The work on resilient solvers revealed several interesting features of the domain decomposition approach for the resolution of stochastic partial differential equations. In particular, the idea of sampling over a subdomain the original problem allows to effectively represent its stochastic solution in a reduced (or condensed) format and low-dimensional PC basis. This feature can be exploited to efficiently compute the Karhunen-Loève expansion over spatial domains, a task that is at the root of most stochastic spectral representations of uncertainty. We are currently working on exploiting further the stochastic complexity reduction of the local problems, to accelerate the Monte-Carlo sampling of stochastic elliptic equations.

Parallel Domain Decomposition Method for the of the Karhunen-Loève Expansion. In this work we develop a method to efficiently determine the dominant Karhunen-Loève (KL) modes of a random process; more generally, the method solves Fredholm equations of the second kind. The truncated KL expansion is one of the most common techniques for the approximation of random processes, primarily because it is an optimal representation, in the mean squared error sense, with respect to the number of random variables in the representation. However, finding the KL expansion involves solving integral problems, which tends to be computationally demanding. This work addresses this issue by means of a divide-and-conquer strategy based on a domain decomposition approach, enabling the efficient computation of a possibly large number of dominant KL modes. Specifically, the computational domain is partitioned into smaller non-overlapping subdomains, over which independent local KL decompositions are performed to generate local bases which are subsequently used to discretize the global modes over the entire domain. The latter are determined by means of a Galerkin projection.
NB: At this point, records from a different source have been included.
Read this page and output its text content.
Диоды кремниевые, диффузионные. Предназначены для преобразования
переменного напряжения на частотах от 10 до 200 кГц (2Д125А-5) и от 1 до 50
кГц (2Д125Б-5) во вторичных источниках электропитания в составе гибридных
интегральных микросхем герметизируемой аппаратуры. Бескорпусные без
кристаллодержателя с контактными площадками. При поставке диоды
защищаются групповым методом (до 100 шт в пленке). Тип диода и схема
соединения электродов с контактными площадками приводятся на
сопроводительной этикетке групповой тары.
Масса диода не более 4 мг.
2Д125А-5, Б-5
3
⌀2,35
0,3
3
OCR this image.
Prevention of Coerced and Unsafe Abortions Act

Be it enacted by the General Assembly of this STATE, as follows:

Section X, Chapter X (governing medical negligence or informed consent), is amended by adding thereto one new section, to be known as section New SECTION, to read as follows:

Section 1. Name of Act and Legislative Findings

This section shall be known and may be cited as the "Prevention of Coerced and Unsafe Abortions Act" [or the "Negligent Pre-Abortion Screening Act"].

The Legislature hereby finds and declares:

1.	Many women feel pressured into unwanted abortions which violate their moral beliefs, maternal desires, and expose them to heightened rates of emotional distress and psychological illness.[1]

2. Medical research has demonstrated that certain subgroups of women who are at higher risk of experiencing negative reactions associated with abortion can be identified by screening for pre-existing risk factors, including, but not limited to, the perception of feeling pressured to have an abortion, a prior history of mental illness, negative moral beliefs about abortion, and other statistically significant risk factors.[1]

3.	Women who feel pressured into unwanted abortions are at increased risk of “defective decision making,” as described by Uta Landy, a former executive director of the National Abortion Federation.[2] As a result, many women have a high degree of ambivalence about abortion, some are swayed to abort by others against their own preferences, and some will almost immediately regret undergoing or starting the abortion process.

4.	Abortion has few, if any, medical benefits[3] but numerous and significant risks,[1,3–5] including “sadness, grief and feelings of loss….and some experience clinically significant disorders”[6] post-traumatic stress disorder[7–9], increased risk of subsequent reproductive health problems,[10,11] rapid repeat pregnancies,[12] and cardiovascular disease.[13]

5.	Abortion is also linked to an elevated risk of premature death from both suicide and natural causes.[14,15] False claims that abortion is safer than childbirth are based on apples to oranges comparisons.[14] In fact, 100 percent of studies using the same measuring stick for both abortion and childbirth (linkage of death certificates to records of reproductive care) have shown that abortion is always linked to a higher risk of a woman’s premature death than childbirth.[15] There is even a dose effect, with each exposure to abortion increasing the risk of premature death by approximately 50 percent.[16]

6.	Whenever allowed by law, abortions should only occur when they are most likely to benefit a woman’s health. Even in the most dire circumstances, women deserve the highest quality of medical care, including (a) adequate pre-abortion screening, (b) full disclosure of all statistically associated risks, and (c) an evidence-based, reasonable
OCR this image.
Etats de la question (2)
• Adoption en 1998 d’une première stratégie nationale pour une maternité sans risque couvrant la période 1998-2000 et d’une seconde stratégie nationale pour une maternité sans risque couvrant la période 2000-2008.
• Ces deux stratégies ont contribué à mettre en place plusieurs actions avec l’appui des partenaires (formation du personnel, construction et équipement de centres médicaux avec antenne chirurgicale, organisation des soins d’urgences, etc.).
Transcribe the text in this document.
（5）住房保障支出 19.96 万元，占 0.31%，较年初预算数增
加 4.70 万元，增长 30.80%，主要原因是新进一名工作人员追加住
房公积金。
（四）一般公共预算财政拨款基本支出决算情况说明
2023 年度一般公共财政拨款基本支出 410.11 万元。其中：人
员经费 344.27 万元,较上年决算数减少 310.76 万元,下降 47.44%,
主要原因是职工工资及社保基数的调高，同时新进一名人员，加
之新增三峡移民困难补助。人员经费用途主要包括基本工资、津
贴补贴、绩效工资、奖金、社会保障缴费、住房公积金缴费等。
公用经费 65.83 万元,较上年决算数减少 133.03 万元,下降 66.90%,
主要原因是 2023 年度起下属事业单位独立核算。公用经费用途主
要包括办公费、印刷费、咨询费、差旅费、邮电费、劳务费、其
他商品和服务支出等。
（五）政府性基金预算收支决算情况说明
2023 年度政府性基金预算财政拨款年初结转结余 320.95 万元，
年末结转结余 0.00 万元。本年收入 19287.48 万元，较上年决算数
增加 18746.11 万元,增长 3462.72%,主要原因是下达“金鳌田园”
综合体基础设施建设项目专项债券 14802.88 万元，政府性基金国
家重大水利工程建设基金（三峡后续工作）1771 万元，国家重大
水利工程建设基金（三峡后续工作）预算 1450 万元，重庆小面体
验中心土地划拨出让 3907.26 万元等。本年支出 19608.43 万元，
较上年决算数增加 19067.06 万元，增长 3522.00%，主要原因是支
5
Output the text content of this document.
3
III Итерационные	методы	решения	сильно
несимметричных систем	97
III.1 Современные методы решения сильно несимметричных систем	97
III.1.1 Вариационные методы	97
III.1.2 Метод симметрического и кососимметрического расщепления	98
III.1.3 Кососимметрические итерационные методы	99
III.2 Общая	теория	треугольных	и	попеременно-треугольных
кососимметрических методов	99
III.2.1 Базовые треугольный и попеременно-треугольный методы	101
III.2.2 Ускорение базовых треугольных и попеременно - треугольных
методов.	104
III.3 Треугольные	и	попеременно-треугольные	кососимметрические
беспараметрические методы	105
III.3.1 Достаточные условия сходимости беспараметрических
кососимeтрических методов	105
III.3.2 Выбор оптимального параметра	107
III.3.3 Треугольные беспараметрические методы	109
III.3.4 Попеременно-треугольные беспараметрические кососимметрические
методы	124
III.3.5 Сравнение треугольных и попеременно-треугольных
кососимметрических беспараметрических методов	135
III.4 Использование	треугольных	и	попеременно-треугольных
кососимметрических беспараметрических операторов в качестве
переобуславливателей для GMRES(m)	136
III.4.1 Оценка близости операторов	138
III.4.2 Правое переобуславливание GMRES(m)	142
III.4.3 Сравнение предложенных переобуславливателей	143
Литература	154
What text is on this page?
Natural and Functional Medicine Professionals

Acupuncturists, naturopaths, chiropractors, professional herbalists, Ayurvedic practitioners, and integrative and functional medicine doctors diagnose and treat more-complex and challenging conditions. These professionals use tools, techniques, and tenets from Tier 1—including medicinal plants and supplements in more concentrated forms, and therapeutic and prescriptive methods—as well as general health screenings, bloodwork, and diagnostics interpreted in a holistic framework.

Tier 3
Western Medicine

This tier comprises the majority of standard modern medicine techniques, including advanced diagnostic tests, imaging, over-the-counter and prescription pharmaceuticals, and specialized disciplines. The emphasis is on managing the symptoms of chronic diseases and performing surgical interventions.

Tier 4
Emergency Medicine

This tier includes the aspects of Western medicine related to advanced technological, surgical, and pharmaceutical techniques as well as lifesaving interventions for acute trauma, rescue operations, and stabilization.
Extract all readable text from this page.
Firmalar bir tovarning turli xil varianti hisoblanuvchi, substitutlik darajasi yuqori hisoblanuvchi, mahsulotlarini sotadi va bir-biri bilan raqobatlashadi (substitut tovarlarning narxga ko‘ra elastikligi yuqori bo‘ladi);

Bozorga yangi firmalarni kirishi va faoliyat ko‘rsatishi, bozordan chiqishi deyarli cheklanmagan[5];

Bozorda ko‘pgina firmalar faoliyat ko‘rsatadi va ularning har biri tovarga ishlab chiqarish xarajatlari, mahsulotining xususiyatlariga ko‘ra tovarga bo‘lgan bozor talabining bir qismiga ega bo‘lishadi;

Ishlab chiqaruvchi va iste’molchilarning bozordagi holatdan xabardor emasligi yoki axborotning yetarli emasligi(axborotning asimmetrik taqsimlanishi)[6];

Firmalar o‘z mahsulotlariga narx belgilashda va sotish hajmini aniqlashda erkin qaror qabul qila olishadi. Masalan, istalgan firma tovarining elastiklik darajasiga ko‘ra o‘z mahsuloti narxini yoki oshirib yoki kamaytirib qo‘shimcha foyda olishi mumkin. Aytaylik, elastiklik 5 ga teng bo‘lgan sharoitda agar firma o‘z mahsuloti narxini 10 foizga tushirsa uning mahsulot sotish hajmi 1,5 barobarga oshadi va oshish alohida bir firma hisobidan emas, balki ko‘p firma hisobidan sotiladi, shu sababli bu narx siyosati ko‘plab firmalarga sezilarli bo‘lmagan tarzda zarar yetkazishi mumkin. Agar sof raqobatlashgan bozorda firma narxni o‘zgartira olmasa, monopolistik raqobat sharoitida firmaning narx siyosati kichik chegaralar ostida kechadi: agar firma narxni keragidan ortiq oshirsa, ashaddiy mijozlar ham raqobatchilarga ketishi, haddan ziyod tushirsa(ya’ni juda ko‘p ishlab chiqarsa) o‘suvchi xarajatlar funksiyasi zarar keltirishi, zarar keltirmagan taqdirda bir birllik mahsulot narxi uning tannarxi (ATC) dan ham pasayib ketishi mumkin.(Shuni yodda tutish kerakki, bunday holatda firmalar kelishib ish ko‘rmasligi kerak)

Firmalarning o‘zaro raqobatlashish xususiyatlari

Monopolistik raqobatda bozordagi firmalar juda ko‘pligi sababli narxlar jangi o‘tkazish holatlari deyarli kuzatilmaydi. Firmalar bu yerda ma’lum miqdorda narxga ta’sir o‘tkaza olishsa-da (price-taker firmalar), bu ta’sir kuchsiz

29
The procedure leads to the resolution of a reduced Galerkin problem, whose size is not related to the dimension of the underlying discretization space, but is actually determined by the desired accuracy and the number of subdomains. It can also be easily implemented in parallel. Extensive numerical tests are used to validate the methodology and assess its serial and parallel performance.

PC acceleration of Domain Decomposition based Monte Carlo method for Elliptic PDEs. The local expansion of the diffusivity fields at the level of a subdomain, using few local random variables, suggests the possibility of locally expanding the elliptic solution using a low dimensional PC basis. Unfortunately, this is not feasible because the boundary values of a subdomain usually involve dependences with respect to all other subdomains and their associated random variables. Still, decomposition the reduced problem for all subdomains boundary unknowns as a sum of contributions from the subdomains, we show that these elementary contributions can be expanded using low dimensional PC basis. This possibility is exploited to accelerate the Monte Carlo procedure to generate efficiently samples of the stochastic solution. We propose a fully parallel method where PC approximations of the subdomain contributions to the boundary-to boundary maps are first computed in a preprocessing stage. Then, in the sampling stage, local random variables parameterizing the diffusivity field are jointly sampled to generate approximate condensed problem which are subsequently solved to obtain samples of the solution. The acceleration comes from the need of reconstructing for each samples the boundary-to-boundary maps, or solving multiple local problems if an iterative solver is considered. The scalability of the method is also investigated.